# Accidentally didn't put in enough curing salt



## smokingrev17 (Dec 23, 2016)

I was mixing some meat tonight that I'm going to smoke tomorrow for some venison summer sausage. The mix on the recipe is 5 pounds of pork and 10 pounds of venison with 8 oz of tenderquick salt. 

I guess I looked at the scale I was using wrong ( I got my job so I wouldn't have to do math!) and I came out with more meat prepped then I should have. I'll be checking again in the morning when I'm not tired, but it seems I ended up with 18 pounds of meat that I already packed into the sleeves. Is this something that I need to worry about? I'm planning on smoking it all tomorrow and will get it up to the right temp that I know I need to do, but I want to make sure everything will be safe to eat. 

Do I need to unload all the meat form the sleeves and add a bit more salt or should it all be ok?


----------



## daveomak (Dec 23, 2016)

From the weights, 18#'s, you posted, your salt is about 2.7% and the nitrtie is about 138 Ppm, 8 oz TQ...   looks good to me...  very typical for TQ use...

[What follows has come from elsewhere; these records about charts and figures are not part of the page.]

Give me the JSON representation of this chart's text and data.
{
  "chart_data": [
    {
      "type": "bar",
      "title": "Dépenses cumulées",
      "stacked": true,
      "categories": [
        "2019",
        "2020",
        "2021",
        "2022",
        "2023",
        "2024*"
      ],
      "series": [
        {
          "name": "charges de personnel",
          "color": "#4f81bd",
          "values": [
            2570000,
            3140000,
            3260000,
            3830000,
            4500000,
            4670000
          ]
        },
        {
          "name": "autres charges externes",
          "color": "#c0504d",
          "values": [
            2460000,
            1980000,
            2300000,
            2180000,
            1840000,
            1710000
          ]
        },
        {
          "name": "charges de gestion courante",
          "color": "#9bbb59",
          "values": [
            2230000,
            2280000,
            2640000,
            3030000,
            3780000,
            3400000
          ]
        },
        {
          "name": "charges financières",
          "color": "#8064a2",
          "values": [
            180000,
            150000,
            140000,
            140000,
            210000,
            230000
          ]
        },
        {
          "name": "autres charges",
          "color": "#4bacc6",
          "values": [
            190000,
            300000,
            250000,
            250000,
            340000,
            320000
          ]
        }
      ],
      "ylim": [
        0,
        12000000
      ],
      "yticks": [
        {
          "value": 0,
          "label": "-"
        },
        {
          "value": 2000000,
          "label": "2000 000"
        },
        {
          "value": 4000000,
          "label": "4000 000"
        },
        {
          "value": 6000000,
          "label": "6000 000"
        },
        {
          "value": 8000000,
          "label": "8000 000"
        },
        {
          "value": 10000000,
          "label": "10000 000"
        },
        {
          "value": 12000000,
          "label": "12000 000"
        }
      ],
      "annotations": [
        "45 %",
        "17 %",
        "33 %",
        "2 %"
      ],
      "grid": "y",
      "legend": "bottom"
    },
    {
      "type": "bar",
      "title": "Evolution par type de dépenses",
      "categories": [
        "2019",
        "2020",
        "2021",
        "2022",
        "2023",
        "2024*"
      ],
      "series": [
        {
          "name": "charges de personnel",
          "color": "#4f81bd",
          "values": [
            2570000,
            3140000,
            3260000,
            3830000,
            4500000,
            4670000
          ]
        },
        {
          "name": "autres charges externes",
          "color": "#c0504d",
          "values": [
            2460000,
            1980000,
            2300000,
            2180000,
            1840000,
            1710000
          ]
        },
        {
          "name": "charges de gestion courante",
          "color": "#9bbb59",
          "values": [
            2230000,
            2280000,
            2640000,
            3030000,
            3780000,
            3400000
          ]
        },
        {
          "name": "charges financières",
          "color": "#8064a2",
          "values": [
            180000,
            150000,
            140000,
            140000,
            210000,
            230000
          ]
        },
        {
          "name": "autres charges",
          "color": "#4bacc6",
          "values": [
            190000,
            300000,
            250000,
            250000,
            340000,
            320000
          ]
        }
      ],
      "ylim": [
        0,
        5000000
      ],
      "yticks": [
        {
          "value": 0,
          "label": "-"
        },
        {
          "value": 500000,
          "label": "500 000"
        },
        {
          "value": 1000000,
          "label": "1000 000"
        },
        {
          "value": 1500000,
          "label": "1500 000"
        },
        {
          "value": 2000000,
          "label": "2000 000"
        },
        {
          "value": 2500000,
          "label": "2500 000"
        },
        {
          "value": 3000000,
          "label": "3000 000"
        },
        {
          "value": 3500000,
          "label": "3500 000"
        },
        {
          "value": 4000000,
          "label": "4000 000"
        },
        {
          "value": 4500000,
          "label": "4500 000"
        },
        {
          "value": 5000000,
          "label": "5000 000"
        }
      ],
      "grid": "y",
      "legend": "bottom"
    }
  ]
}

If you find it too salty, about the only thing you can do is switch to cure #1 where you add the salt separate from the cure...  or, cut down on the TQ to 2% of the weight of the meat which puts the nitrite at about 100 Ppm which is a bit low to be sure you are safe.....   If I remember correctly, the lower acceptable limit for nitrite, according to the USDA, is about 120 Ppm...


----------



## chef jimmyj (Dec 23, 2016)

Dave is spot-on. You are still in the acceptable range for safety...JJ


----------



## smokingrev17 (Dec 23, 2016)

Thanks you guys, this came with a sigh of relief! I thought for a moment that I was going to have to cut all the sleeves up, mix in a bit more spice and salt, and then re-stuff them. I'm hoping I didn't lose too much of the flavor of all the other spices, but we'll see. Heading out to smoke them today! 

Thanks again! Have a Merry Christmas!


----------



## daveomak (Dec 23, 2016)

...........
	

	
	
		
		



		
			






.........


----------